Eva Frapiccini e il sogno come spazio condiviso

Un percorso espositivo trasforma il sogno in archivio e l’archivio in spazio di relazione, tra suono, immagini e memorie

Un archivio di sogni inteso come dispositivo artistico, politico e relazionale è al centro di Dreams Archive, la mostra di Eva Frapiccini, a cura di Anna Cestelli Guidi, in programma dal 16 gennaio all’8 febbraio 2026 negli spazi di AuditoriumArte, all’Auditorium Parco della Musica Ennio Morricone di Roma. Il progetto riunisce una selezione di lavori sviluppati dall’artista nell’ambito di una ricerca pluriennale sul sogno, costruita attorno a Dreams’ Time Capsule, una capsula gonfiabile, itinerante e abitabile che, tra il 2011 e il 2023, ha accolto oltre 2.300 racconti onirici raccolti in tredici città del mondo.

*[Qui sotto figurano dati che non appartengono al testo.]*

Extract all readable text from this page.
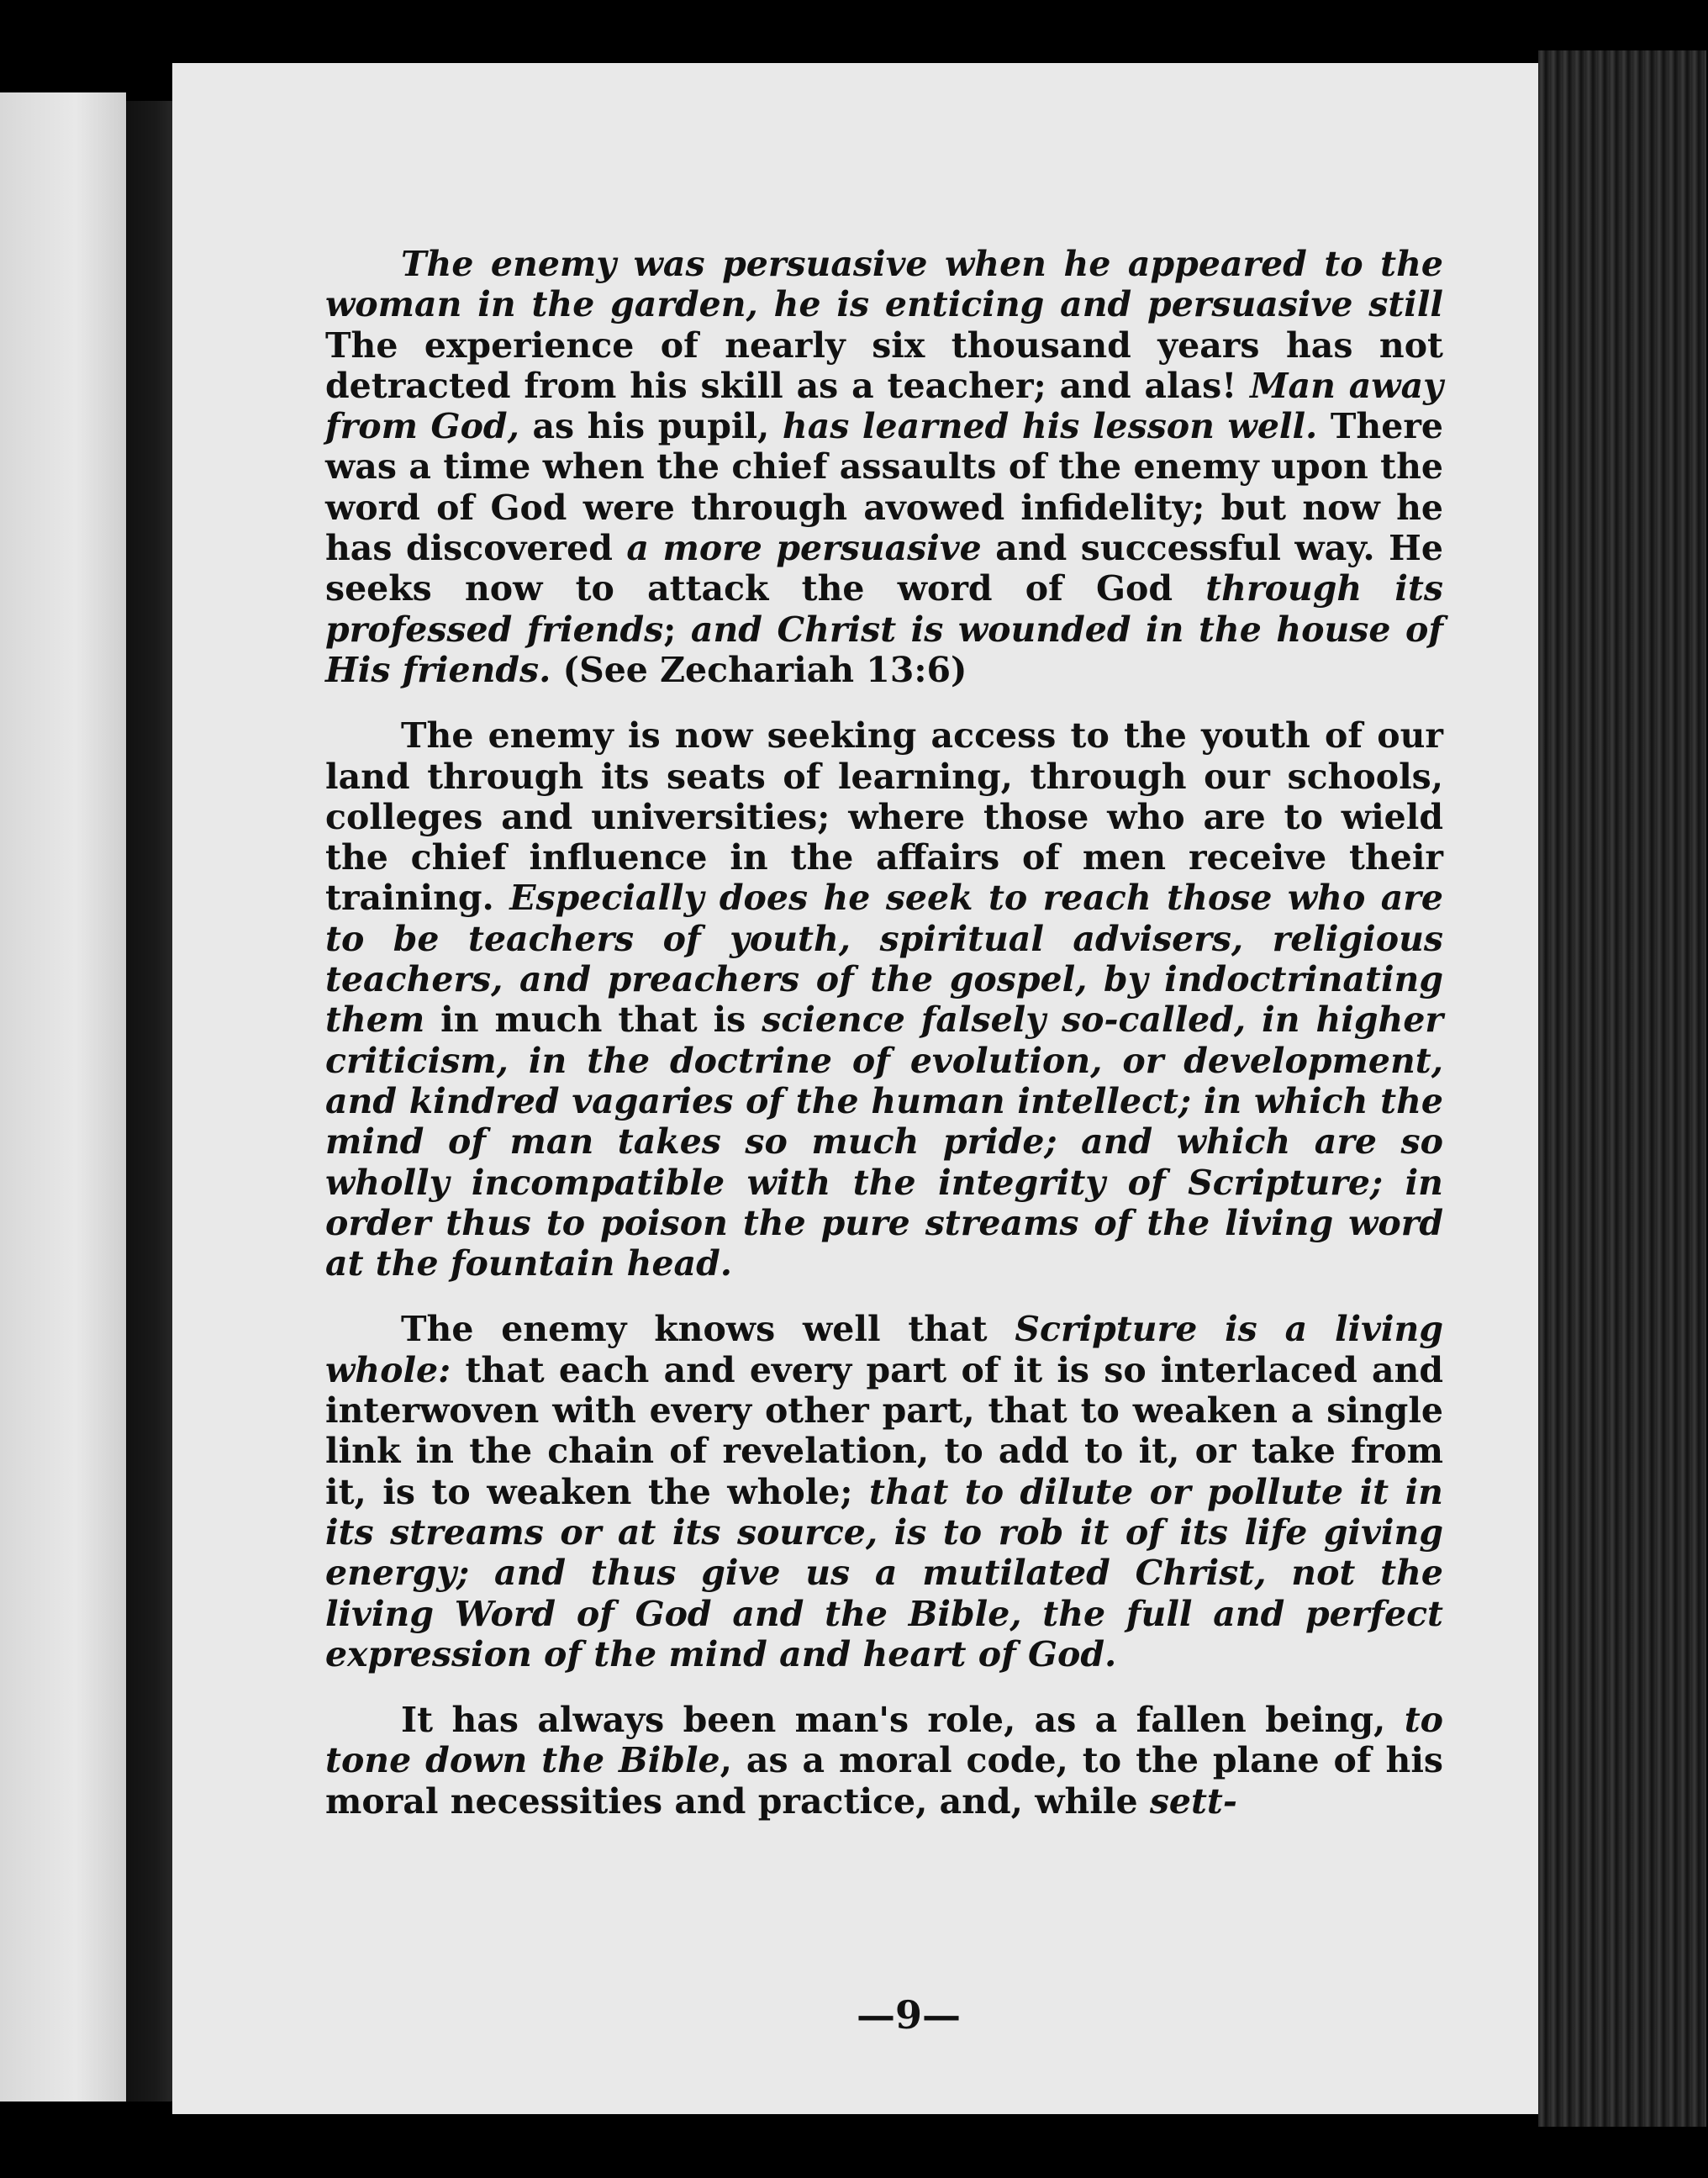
The enemy was persuasive when he appeared to the woman in the garden, he is enticing and persuasive still The experience of nearly six thousand years has not detracted from his skill as a teacher; and alas! Man away from God, as his pupil, has learned his lesson well. There was a time when the chief assaults of the enemy upon the word of God were through avowed infidelity; but now he has discovered a more persuasive and successful way. He seeks now to attack the word of God through its professed friends; and Christ is wounded in the house of His friends. (See Zechariah 13:6)

The enemy is now seeking access to the youth of our land through its seats of learning, through our schools, colleges and universities; where those who are to wield the chief influence in the affairs of men receive their training. Especially does he seek to reach those who are to be teachers of youth, spiritual advisers, religious teachers, and preachers of the gospel, by indoctrinating them in much that is science falsely so-called, in higher criticism, in the doctrine of evolution, or development, and kindred vagaries of the human intellect; in which the mind of man takes so much pride; and which are so wholly incompatible with the integrity of Scripture; in order thus to poison the pure streams of the living word at the fountain head.

The enemy knows well that Scripture is a living whole: that each and every part of it is so interlaced and interwoven with every other part, that to weaken a single link in the chain of revelation, to add to it, or take from it, is to weaken the whole; that to dilute or pollute it in its streams or at its source, is to rob it of its life giving energy; and thus give us a mutilated Christ, not the living Word of God and the Bible, the full and perfect expression of the mind and heart of God.

It has always been man's role, as a fallen being, to tone down the Bible, as a moral code, to the plane of his moral necessities and practice, and, while sett-

—9—
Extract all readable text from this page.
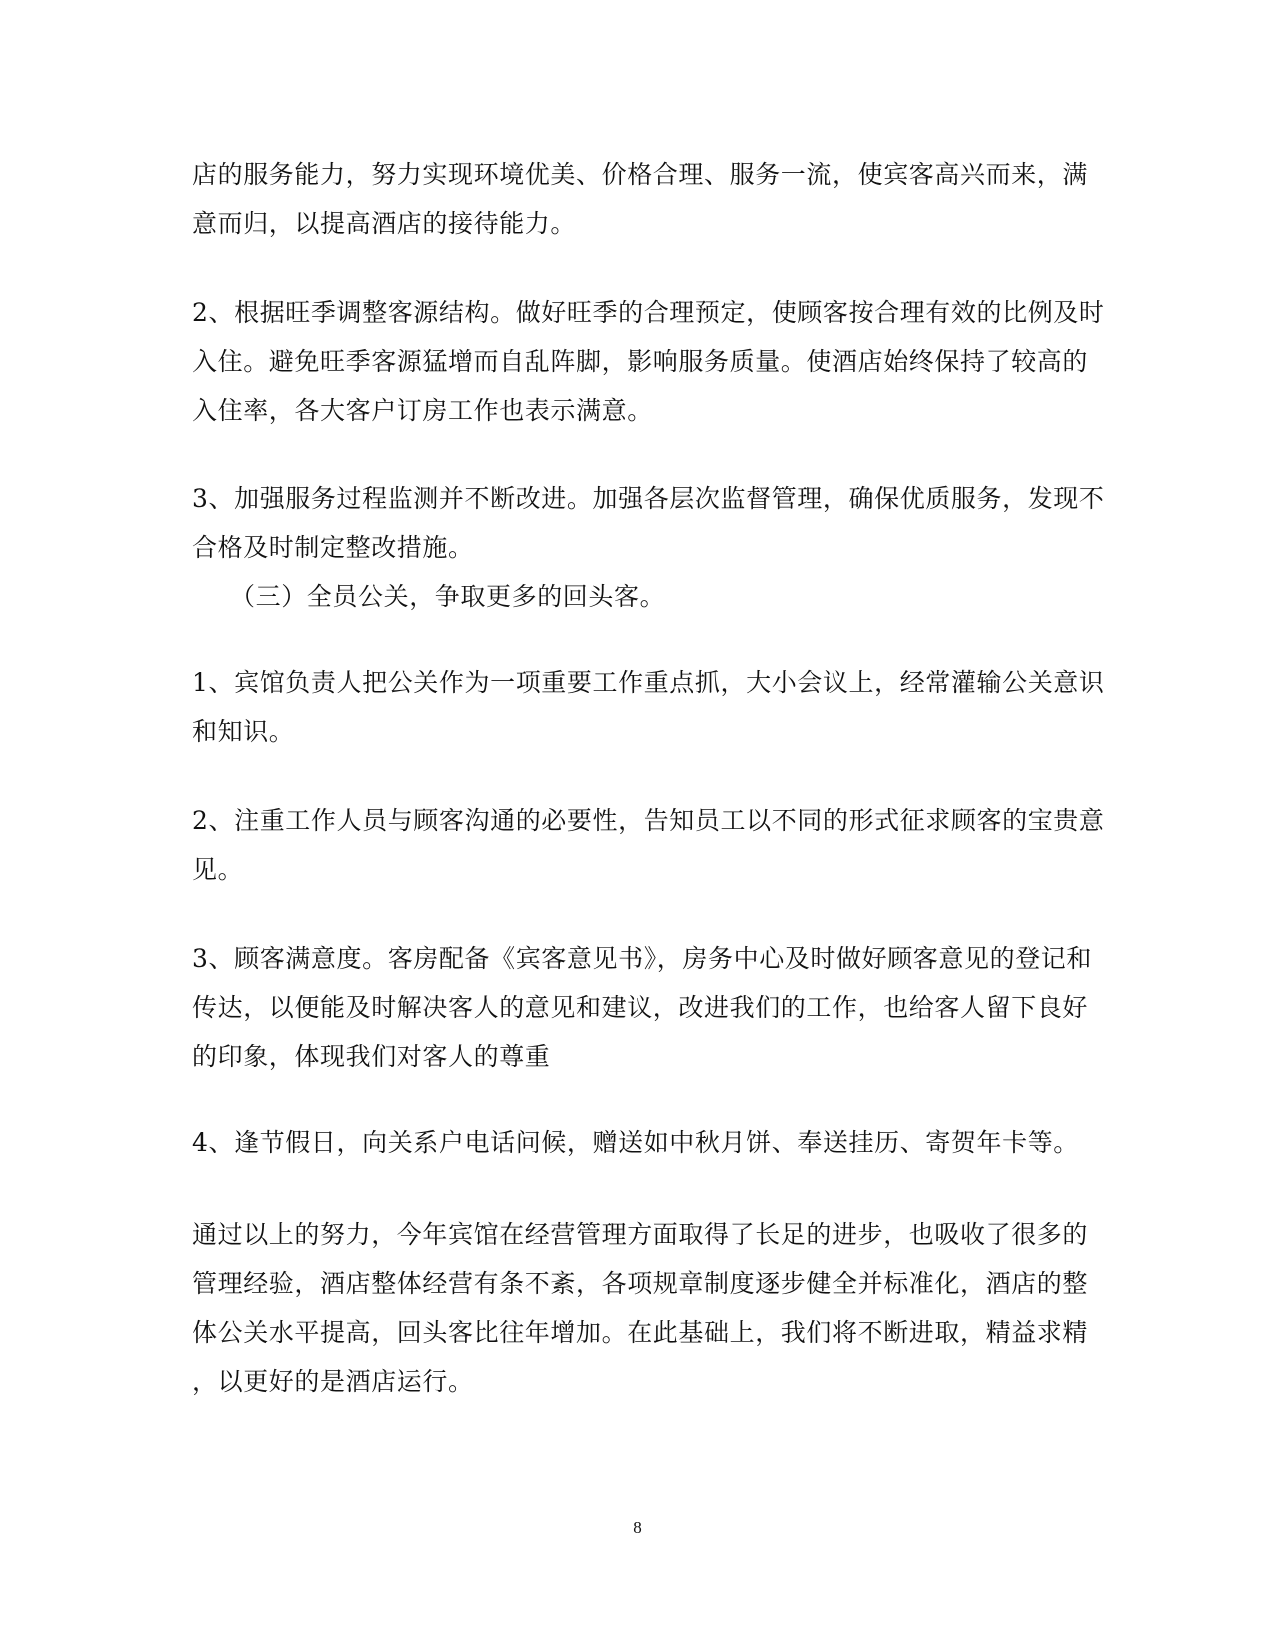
店的服务能力，努力实现环境优美、价格合理、服务一流，使宾客高兴而来，满
意而归，以提高酒店的接待能力。

2、根据旺季调整客源结构。做好旺季的合理预定，使顾客按合理有效的比例及时
入住。避免旺季客源猛增而自乱阵脚，影响服务质量。使酒店始终保持了较高的
入住率，各大客户订房工作也表示满意。

3、加强服务过程监测并不断改进。加强各层次监督管理，确保优质服务，发现不
合格及时制定整改措施。
（三）全员公关，争取更多的回头客。

1、宾馆负责人把公关作为一项重要工作重点抓，大小会议上，经常灌输公关意识
和知识。

2、注重工作人员与顾客沟通的必要性，告知员工以不同的形式征求顾客的宝贵意
见。

3、顾客满意度。客房配备《宾客意见书》，房务中心及时做好顾客意见的登记和
传达，以便能及时解决客人的意见和建议，改进我们的工作，也给客人留下良好
的印象，体现我们对客人的尊重

4、逢节假日，向关系户电话问候，赠送如中秋月饼、奉送挂历、寄贺年卡等。

通过以上的努力，今年宾馆在经营管理方面取得了长足的进步，也吸收了很多的
管理经验，酒店整体经营有条不紊，各项规章制度逐步健全并标准化，酒店的整
体公关水平提高，回头客比往年增加。在此基础上，我们将不断进取，精益求精
，以更好的是酒店运行。

8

In mostra tre opere che declinano in forme diverse l’immaginario onirico raccolto dall’artista. Dust of Dreams (2022), installazione multimediale su due schermi, rielabora i sogni dell’archivio attraverso una stratificazione di voci, musica e immagini in stop motion, evocando un flusso onirico condiviso in cui emergono simboli ricorrenti e archetipici, comuni a culture e geografie differenti. I sogni si manifestano così come elementi di un inconscio collettivo capace di connettere individui e comunità. Allestita nello spazio esterno, Dreamscape (2023) è un’installazione sonora immersiva che invita all’ascolto. Sei speaker, attivati dalla prossimità dei visitatori, costruiscono un’esperienza intima e allo stesso tempo corale.

Ogni diffusore è associato a una parola chiave – acqua, caduta o volo, soglia, ombre, denti, nave – emersa dall’analisi delle immagini ricorrenti nei sogni raccolti, organizzate in macro-aree simboliche.Completa il percorso H.D.M. – Hommage to Duane Michals (2022–in corso), una serie fotografica che dialoga con la ricerca dell’artista statunitense attraverso l’uso della sequenza come strumento narrativo. Le immagini esplorano la tensione tra visibile e invisibile, realtà e immaginario, veglia e sogno, aprendo una riflessione sulla dimensione spirituale e immateriale dell’esperienza. Con Dreams Archive, Eva Frapiccini propone il sogno non come fuga individuale, ma come spazio condiviso di memoria, relazione e immaginazione, restituendo all’arte la possibilità di farsi luogo di ascolto e di attraversamento dell’invisibile.